A new observation at \(X = x^*\) is assumed to be generated as
\[ Y = \alpha + \beta x^* + \epsilon. \]
A prediction interval takes into account the variability from estimating \(\alpha\) and \(\beta\), as well as the variability in the noise \(\epsilon\).
\[ {\small \text{Var}[\hat Y_{x^*}] + \text{Var}[\epsilon] = \frac{\sigma^2}{n} + \frac{\sigma^2}{\sum_{i=1}^n (x_i - \bar x)^2} (x^* - \bar x)^2 + \sigma^2} \]

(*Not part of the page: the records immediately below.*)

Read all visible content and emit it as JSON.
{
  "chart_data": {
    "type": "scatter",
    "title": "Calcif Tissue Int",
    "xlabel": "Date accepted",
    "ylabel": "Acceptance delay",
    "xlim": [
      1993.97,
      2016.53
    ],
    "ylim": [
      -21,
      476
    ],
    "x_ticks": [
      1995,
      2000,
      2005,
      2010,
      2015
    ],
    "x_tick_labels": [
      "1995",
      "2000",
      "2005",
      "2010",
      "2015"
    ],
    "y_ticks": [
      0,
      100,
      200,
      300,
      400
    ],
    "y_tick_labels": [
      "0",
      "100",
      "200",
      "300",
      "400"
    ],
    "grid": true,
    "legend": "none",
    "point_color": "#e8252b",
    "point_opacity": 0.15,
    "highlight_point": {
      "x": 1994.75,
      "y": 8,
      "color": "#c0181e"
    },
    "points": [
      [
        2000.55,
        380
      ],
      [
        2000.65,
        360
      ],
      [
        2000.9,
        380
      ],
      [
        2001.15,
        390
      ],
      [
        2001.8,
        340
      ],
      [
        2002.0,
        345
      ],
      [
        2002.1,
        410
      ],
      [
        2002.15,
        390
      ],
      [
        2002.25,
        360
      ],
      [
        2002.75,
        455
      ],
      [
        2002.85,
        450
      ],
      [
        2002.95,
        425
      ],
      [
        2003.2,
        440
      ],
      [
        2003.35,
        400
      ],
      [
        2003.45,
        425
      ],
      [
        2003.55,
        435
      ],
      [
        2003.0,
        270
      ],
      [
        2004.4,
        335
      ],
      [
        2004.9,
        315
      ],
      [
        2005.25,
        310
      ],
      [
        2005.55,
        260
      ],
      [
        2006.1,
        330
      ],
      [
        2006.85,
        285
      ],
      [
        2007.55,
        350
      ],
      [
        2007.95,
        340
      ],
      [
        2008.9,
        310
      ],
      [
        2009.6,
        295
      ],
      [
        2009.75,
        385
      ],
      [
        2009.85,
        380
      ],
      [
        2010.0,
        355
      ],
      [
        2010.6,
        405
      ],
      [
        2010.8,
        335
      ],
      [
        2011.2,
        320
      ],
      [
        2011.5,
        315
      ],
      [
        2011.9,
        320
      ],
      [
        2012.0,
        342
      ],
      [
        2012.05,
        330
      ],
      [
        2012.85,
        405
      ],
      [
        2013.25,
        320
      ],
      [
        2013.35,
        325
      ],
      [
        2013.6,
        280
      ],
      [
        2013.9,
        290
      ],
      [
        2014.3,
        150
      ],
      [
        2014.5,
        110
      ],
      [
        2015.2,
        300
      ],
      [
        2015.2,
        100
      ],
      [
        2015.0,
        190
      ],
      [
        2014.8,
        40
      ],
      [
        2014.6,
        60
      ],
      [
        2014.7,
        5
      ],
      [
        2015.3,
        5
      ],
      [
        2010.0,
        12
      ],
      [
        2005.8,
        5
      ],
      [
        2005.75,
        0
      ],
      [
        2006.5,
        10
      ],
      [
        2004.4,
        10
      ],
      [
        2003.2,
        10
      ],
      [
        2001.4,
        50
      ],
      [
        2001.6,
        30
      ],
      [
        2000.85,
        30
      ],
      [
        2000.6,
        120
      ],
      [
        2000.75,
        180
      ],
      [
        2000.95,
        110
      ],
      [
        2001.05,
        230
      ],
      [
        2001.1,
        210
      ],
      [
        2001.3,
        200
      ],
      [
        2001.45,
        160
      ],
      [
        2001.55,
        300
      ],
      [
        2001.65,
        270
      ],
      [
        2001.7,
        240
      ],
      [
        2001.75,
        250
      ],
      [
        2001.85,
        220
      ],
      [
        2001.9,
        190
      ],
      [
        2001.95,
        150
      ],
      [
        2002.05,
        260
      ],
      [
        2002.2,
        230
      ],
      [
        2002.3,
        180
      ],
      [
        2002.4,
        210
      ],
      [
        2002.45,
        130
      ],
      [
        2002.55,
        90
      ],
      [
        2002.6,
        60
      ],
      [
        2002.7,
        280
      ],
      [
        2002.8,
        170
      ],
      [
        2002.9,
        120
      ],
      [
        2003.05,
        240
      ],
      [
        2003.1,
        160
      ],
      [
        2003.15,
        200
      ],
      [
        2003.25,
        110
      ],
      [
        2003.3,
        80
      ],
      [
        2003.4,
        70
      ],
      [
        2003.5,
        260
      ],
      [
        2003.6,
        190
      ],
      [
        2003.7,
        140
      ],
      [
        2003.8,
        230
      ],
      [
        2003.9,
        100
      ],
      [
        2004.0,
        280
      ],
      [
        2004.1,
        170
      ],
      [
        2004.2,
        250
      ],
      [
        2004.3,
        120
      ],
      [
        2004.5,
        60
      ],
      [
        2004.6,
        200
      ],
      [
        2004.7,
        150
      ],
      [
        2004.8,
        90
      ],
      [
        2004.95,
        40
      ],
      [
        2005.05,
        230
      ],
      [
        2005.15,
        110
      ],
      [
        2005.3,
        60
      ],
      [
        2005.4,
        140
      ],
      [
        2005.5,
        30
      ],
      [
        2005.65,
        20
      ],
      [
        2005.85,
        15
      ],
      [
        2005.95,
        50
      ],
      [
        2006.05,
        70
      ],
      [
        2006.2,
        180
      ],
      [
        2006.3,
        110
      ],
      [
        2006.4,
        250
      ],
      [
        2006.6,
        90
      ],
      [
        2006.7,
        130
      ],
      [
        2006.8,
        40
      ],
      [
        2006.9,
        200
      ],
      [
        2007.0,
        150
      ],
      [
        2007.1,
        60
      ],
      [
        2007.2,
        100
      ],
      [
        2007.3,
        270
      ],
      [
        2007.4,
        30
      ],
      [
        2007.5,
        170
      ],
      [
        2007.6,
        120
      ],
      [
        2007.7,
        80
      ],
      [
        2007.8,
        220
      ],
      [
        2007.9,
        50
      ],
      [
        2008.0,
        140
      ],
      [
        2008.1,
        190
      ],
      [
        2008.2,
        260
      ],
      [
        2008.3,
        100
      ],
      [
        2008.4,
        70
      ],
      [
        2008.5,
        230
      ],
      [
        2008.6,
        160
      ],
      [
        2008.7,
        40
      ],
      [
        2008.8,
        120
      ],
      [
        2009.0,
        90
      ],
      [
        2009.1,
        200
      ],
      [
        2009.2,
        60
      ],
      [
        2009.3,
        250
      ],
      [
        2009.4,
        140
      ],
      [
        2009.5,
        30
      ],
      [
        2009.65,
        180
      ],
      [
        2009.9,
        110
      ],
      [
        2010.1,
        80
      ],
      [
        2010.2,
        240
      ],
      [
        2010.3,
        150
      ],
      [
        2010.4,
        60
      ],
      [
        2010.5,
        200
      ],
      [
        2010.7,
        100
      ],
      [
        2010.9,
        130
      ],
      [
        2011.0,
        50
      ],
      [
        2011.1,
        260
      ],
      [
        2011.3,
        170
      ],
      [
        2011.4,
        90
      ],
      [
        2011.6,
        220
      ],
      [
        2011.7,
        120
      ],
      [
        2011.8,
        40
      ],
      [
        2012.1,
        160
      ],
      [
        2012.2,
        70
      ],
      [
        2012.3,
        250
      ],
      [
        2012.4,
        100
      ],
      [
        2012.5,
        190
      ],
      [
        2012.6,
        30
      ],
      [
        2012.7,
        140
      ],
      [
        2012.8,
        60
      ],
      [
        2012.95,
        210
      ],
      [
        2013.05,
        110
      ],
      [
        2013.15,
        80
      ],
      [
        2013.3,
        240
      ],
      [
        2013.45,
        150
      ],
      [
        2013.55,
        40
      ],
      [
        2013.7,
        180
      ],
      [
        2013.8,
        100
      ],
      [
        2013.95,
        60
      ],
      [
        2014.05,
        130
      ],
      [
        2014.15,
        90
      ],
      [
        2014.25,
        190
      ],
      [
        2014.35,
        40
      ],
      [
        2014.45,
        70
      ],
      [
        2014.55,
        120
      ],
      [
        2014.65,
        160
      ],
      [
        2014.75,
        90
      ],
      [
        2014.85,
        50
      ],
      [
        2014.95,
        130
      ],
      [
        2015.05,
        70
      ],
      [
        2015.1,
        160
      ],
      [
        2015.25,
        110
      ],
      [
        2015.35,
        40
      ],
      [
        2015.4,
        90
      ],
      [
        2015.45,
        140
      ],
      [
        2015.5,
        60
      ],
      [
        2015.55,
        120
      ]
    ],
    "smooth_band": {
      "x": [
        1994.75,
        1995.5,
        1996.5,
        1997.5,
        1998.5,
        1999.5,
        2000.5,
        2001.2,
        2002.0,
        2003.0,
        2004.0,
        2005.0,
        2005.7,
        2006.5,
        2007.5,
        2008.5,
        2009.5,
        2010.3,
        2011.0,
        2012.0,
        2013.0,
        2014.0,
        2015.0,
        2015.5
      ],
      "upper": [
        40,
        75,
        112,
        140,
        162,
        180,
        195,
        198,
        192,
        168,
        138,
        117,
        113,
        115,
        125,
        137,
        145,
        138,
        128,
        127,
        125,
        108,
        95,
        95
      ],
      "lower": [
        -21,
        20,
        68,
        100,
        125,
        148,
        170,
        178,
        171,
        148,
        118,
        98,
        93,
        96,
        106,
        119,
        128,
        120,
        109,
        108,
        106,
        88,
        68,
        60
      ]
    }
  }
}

Therefore, a 95% prediction interval for \(Y_{x^*}\) is \[ {\small \hat Y_{x^*} \pm t_{n-2, 0.975} \sqrt{\frac{S^2}{n} + \frac{S^2}{\sum_{i=1}^n (x_i - \bar x)^2} (x^* - \bar x)^2 + S^2}} \]
How long is it until the next eruption, if the last eruption was 4 minutes?
\[ {\scriptsize \hat Y_{x^*} \pm t_{n-2, 0.975} \sqrt{\frac{S^2}{n} + \frac{S^2}{\sum_{i=1}^n (x_i - \bar x)^2} (x^* - \bar x)^2 + S^2}.} \]
Let’s use R to calculate the prediction interval at each \(x^*\) and draw a prediction band around the least-squares line.
Both intervals are centered at \(\hat Y_{x^*} = \hat\alpha + \hat\beta x^*\) and have the form \(\hat Y_{x^*} \pm t_{n-2, 0.975} \cdot \text{SE}\).
| SE formula | Interpretation | Requires Normality? | |
|---|---|---|---|
| Confidence interval | \(\sqrt{\frac{S^2}{n} + \frac{S^2}{\sum_{i=1}^n (x_i - \bar x)^2}(x^* - \bar x)^2}\) | Captures the true mean response \(\mu_{x^*} = \alpha + \beta x^*\) | No |
| Prediction interval | \(\sqrt{\frac{S^2}{n} + \frac{S^2}{\sum_{i=1}^n (x_i - \bar x)^2}(x^* - \bar x)^2 + S^2}\) | Captures a new individual observation \(Y = \alpha + \beta x^* + \epsilon\) | Yes |
The prediction interval is wider because it adds \(S^2\) to account for the noise \(\epsilon\).
In light of what we discussed today, take 5 minutes to try to retrieve as much information from memory as possible.